Wednesday, June 04, 2003

from shiv market to more diasporic goodies

Finally (and I repeat, to the tumultous background of screeching violins and vigorous cellos, finally) I got to the last page of Vikram Seth's A Suitable Boy and got closure to a great reading experience. Seth's wry and affectionate exploration of the Mehras, the Tandons, the Khans and the Kapoors embellishes what is ultimately a story of love in post-independence India. His knack for rhyme and wit (previously evidenced at length in The Golden Gate) as well as his ability to translate texts makes Ghalib and Mir (and Mast) more approachable. The most interesting part of the book for me was how he presented conversations in English, but noted the humour and puns in the source language (Hindi, Urdu), without marring the narrative. People familiar with Indian (and especially North Indian) will have a lot more to relish in this book, but foreign readers need not fear: this is a very engrossing read. To describe it as a literary Indian soap is being a tad flippant.

And then of course, there's Vikram Seth's trademark cameo in anagrams: every novel of his, right up to An Equal Music (which would appeal to afficionados of chamber music more than a general reader), has an anagram of his name popping up as a character, or in the case of A Suitable Boy, a confection: Kim Tarvesh in The Golden Gate, Keith Varms in An Equal Music. Here's the relevant extract (with some font colouring so you don't miss the cameo) from A Suitable Boy:





Instead, she made sure that they had enough food for the journey; she had brought extra provisions, just in case they hadn't thought of it themselves including a large cardboard box marked Shiv Market: Superb Sweetmeats and a thermos flask filled with cold coffee.

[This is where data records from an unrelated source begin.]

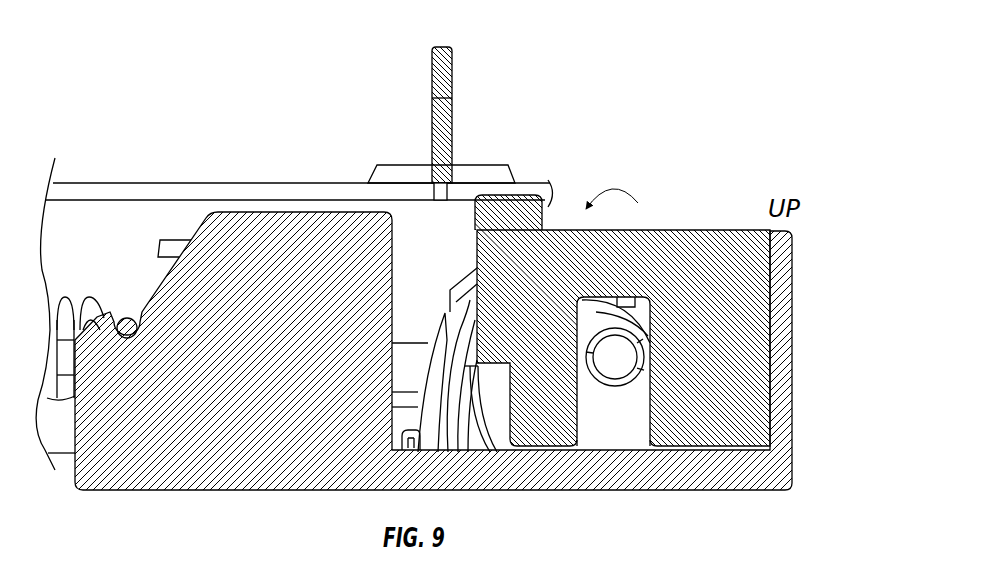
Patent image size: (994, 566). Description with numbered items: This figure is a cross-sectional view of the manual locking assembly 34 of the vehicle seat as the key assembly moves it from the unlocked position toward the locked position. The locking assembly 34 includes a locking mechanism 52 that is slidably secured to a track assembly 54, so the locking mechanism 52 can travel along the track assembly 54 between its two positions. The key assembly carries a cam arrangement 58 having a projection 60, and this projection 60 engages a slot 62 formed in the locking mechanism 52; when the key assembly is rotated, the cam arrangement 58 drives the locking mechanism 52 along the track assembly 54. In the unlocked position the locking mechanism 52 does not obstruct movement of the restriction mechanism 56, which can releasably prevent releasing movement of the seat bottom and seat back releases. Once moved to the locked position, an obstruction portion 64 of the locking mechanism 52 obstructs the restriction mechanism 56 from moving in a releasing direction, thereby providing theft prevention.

The locking assembly 34 is at (598, 81).
The locking mechanism 52 is at (750, 297).
The track assembly 54 is at (170, 455).
The restriction mechanism 56 is at (452, 72).
The cam arrangement 58 is at (596, 318).
The projection 60 is at (615, 388).
The slot 62 is at (635, 407).
The obstruction portion 64 is at (513, 210).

To celebrate this reading conquest (the last book I read that had over a thousand pages was Stephen King's magnum opus It), I decided to traipse about AFPL (another way to combat the sudden turn of bad weather: bleak skies, rain, grey clouds, the works) and pick up some items on hold as well. Two of them were fuelled by Aditya's constant (and recent) plugs for them: Jumpa Lahiri's Interpreter of Maladies and Bharati Mukherjee's The Middleman and Other Stories. The rest included Salman Rushdie's début effort Grimus (how could I resist after a description that went: After drinking an elixir that bestows him with immortality, a young Indian named Flapping Eagle spends the next 700 years sailing the seas with the burden of living forever. Eventually he grows weary of the sameness of life and journeys to the mountainous Calf Island to regain his mortality. There he meets other immortals obsessed with their own stasis and he sets out to scale the island's peak, from which the mysterious and corrosive Grimus Effect emits. Through a series of thrilling quests and encounters, Flapping Eagle comes face to face with the island's creator and unwinds the mysteries of his own humanity), Ernest Tidyman's Shaft, and a long-awaited DVD of Foxy Brown ("Interesting taste you have there ... old school movies", said the librarian as she handed me my holds). Perhaps what set up the contrast the most was that the other item I had on hold was an introductory text on SAP R/3. Not a good time to mention that I already have Beja Morris' text Film and Literature to inaugurate.